Wicked Business

“True, but I’m pretty sure he’s an enchanted broom. And sometimes when I get up in the morning, food is missing. Once there was a half-eaten bagel on my kitchen counter, and I know I didn’t eat it.”


I looked at Broom, leaning nonchalantly in the corner, against the back of the booth, and I thought he might have twitched a little. Probably, he was laughing at us.

“Too bad about your date tonight,” I said to Glo. “Why was he arrested?”

“The usual. He shot someone in the head with a nail gun. Honestly, I’m going to stop going out with carpenters. This is getting really old.”


It was after ten when I got home, and Cat was waiting for me. I closed and locked the door and bent to scratch Cat behind his ear. We went into the kitchen, I gave him a pumpkin muffin and some milk, and waited while he ate.

“I had another one of those strange days,” I said to Cat. “Diesel thinks the hunt is on for one of the SALIGIA Stones, and it looks like someone was killed because of it. What do you think?”

Cat looked up at me and blinked.

“Yeah,” I said. “That’s what I think, too.”

I turned the lights off, and Cat and I padded up the stairs to my bedroom. My bedroom walls are pale green, and the sheers on the window are white and floaty.

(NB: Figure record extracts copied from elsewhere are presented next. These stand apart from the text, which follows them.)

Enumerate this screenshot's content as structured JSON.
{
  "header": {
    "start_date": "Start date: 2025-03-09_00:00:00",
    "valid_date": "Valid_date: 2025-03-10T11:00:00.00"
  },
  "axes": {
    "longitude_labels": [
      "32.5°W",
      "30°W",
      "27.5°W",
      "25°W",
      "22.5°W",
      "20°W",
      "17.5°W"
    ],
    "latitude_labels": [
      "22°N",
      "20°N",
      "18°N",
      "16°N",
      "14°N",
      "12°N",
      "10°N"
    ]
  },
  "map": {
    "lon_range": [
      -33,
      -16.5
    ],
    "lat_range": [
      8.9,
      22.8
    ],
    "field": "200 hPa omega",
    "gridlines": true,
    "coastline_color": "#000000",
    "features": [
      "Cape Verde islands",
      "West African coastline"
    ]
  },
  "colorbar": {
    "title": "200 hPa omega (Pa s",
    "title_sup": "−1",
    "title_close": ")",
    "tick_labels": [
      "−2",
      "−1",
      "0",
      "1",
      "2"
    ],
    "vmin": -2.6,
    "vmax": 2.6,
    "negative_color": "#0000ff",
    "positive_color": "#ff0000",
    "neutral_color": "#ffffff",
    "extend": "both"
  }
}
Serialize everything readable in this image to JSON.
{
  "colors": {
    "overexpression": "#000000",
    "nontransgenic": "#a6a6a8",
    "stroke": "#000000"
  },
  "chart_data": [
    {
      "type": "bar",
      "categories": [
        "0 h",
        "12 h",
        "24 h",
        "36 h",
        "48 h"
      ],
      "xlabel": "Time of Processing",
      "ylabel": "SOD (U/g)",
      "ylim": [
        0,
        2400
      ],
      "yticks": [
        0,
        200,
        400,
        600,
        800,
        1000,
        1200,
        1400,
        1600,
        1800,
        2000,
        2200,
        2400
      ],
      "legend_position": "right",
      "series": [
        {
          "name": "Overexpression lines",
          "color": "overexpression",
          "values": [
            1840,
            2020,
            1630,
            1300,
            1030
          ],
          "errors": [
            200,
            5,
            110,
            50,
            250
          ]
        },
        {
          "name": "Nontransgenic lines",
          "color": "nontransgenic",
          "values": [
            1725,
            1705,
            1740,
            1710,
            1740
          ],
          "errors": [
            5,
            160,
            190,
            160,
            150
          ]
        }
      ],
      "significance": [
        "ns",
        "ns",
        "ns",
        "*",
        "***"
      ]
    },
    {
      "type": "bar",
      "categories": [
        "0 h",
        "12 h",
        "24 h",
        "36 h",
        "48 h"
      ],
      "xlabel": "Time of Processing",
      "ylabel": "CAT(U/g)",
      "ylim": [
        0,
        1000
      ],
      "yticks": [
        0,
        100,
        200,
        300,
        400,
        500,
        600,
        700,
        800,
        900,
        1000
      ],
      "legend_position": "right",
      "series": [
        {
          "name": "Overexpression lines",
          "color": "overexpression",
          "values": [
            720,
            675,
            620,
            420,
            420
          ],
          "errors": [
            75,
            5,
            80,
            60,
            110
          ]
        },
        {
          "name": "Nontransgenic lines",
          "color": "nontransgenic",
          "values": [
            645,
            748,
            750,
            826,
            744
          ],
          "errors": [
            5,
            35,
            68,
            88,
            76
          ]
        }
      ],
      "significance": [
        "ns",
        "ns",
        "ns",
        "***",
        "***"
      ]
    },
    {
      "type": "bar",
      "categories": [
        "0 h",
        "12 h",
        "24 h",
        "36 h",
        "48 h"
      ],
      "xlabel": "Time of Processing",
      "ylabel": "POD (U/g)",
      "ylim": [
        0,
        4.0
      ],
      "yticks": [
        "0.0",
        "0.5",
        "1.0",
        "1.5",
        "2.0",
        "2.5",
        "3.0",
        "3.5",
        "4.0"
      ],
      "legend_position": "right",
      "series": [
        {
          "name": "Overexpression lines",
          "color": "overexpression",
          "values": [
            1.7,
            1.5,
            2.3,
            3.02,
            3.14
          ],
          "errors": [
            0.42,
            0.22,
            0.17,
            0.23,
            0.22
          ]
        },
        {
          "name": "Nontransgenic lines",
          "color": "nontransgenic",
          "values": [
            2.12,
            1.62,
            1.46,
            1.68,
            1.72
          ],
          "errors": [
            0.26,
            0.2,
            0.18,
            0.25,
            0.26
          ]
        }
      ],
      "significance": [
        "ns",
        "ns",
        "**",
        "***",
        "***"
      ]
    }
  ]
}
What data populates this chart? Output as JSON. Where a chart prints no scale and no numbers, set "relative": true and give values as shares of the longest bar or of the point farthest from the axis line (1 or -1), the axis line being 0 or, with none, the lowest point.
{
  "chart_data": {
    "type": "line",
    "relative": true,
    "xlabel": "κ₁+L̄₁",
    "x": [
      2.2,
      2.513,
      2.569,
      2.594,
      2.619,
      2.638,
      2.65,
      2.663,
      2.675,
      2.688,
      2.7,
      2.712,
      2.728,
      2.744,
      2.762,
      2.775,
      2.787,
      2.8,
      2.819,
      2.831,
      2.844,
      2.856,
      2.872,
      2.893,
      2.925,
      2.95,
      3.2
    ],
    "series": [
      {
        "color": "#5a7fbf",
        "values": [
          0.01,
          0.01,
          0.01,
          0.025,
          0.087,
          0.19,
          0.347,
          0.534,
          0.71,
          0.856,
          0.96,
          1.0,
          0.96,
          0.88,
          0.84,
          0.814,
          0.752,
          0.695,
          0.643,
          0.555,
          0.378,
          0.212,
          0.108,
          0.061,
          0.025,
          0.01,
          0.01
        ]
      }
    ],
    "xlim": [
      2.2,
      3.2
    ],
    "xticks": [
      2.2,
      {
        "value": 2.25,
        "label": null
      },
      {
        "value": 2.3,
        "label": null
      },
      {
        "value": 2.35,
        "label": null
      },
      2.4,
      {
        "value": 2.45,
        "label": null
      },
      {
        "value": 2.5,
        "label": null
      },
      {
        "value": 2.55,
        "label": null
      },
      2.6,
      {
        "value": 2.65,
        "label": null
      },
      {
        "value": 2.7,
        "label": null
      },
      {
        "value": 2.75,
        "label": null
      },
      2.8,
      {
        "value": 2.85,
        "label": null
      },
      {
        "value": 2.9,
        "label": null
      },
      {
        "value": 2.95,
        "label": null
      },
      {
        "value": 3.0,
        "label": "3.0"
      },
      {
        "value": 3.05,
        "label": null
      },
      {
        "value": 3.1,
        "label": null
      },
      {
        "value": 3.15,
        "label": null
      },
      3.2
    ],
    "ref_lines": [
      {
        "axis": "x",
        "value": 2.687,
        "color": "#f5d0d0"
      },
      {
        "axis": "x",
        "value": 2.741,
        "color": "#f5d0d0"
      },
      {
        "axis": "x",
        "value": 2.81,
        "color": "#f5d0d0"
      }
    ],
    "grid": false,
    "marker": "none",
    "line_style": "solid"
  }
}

I found my bed in a secondhand store, and it was exactly what I wanted. It’s queen-size and has a wrought-iron frame that has a fanciful, scrolly design on the headboard and footboard. I have a small table and lamp at bedside, and a small chest of drawers at the foot of the bed. No television. Just a notepad and pen on the table, and a book.

I puffed my pillows and snuggled under my genuine synthetic down comforter. Cat curled at my feet.

“This is the good life,” I said to Cat.

Cat didn’t look around at me. Cat knew it was good. Probably, he would think it was even better if he hadn’t been neutered, but there wasn’t much I could do about that. I thought about reading a few pages, but that’s as far as it went. It had been a long day, my stomach was full of cheeseburger, and I was tired.

I never have problems falling asleep, and I rarely wake up in the middle of the night. My eyes open every morning at 4:10 A.M., which is five minutes before my alarm goes off. So it was odd to wake to a dark room and see 2:00 on the digital display of my clock radio. I lay very still, barely breathing, listening, knowing something had dragged me out of sleep. My eyes adjusted to the dark, and I saw that Cat was crouched in the middle of the bed, his tail bristled out like a bottle brush, his attention riveted on a shadow at the far end of the room. I realized the shadow was a man, and my heart stopped for a moment.

It was Wulf. He was standing statue-still, silently watching me.

“How long have you been here?” I asked him, my voice barely above a whisper.

“Not long.”

“What do you want?”

“Compliance. I want you to stop helping my foolish cousin. Without you, he would be forced to give up and move on.”

“I can’t see him doing that.”

“He would have no choice. He would be ineffective.”

“Why do you want him to give up?”

“I have my reasons. And some of the answer is obvious. I need to secure the Luxuria Stone, and he’s making it more difficult than it should be.”

“I’ll think about it,” I told him.

Truth is I’d tell him anything if I thought it would get him out of my bedroom.

“You have no idea how dangerous this hunt is,” Wulf said. “This isn’t a game. There will be terrible consequences if you continue.”

There was a flash of light, Cat growled low in his throat, and when the smoke cleared, Wulf was gone. I didn’t hear him leave. No footsteps on my stairs. I didn’t hear a door open or close. Only the rumble of an expensive car engine catching on the street below my window.

“Jeez Louise,” I said to Cat.

I switched my bedside light on and debated calling Diesel. It would be comforting, but it wouldn’t really serve a purpose. Wulf was gone. At least for now. I got up and turned every light in the house on, and checked to make sure all the doors were locked. I grabbed some cloves of garlic and my big chef knife, and I went back to bed. Okay, I know garlic is for vampires, and I don’t think I believe in vampires. At least I don’t want to believe in vampires. And Wulf probably isn’t a vampire. Still, it can’t hurt to carry some garlic with me just in case, right?





CHAPTER EIGHT


Clara watched me pipe frosting onto a batch of spice cupcakes. “You look like you’re asleep on your feet,” she said. “You just frosted a cupcake with your eyes closed.”

“I had a bad night. Wulf popped into my bedroom at two in the morning, and I couldn’t get back to sleep after he left.”

“He popped in?”

“I woke up and there he was . . . watching me.”

“That’s creepy. What did he want? Did he attack you?”

“No. He wanted to talk. The conversation ran somewhere between a threat and a warning. He wanted me to stop helping Diesel.”